Markus & Jim discussing planes and flying
After lunch, Jacques, Francois, Markus, Jim and Sue went to the hanger.  Markus and Jacques are flying to Lubumbashi tomorrow morning and the Cessna needs aviation fuel.  The UN helicopter was in the field near the hanger, looking important and ready to go.   Avgas was brought from the compound to the hanger in the SUV.  During the November 2011 DRC elections unrest, Jacques moved avgas from the hanger to the compound.  This was the final barrel to be transported back from the compound.  The fuel is pumped into both wings

Bonjour

The market

Come again to Kananga

Phew, we made it back
Wanting some exercise, Jim and Sue walked back from the hanger to the guest house, about 3 miles, on a hot DRC afternoon.  We passed many folks walking, a market area with a dusty haze, and a borehole, finally arriving at the farewell gate that starts the ride out to the airport.  We walked the distance in ¾ hours, glad to be back.

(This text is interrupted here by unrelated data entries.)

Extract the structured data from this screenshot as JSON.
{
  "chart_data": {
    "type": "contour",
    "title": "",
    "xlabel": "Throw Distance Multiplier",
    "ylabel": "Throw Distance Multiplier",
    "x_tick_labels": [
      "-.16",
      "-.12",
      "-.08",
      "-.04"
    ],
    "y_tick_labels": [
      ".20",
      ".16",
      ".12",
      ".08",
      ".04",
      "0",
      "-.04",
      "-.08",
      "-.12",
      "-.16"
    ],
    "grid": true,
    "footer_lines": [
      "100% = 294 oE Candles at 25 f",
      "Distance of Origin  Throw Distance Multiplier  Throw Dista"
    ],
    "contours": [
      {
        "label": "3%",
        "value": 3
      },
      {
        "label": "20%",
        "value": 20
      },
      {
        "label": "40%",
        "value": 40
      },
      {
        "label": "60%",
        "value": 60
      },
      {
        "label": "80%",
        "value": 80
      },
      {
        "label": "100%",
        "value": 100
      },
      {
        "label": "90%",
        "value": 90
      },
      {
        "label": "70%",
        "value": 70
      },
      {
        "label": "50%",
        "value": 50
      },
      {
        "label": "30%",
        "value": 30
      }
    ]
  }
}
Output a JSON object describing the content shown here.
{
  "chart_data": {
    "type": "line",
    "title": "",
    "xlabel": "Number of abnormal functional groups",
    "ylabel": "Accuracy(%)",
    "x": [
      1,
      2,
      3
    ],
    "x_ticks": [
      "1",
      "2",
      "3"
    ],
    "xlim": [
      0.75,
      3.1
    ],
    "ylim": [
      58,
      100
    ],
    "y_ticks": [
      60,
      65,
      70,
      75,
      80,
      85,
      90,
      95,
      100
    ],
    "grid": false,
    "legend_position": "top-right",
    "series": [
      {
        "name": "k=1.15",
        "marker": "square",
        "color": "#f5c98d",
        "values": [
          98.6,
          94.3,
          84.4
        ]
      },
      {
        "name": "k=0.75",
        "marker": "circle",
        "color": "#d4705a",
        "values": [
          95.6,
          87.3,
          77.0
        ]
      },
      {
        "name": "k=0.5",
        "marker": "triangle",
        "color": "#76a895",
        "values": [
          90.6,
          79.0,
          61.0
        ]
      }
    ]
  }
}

Borehole, lining up for water
No time to rest.  We went to see the house Markus will live in should he be offered the pilot’s job and accept it.  The house is about ¾ mile from Jacques, with living room, dining room, kitchen and three bedrooms, with a small courtyard in front.  Across the street is a borehole, very convenient for getting water supply.  As everywhere else in Kananga, power is delivered every other night from about 8 – 10 pm.

Sunday 11 March 2012

Valentine making pancakes

Markus
 After a breakfast of pancakes, Jacques and Markus flew to Lubumbashi this morning.  The 3 Congo UMAM pilots will be there with their planes for a safety inspection with a mission aviation safety association.  It is also an opportunity for the 3 DRC aviation programs and for Markus to assess each other for a fit.  If Markus joins UMAM, he will be the 4th pilot, flying for all 3 programs.
Sue, Markus, Jacques, Jim

Concrete and rebar
The cistern concrete floor was poured today.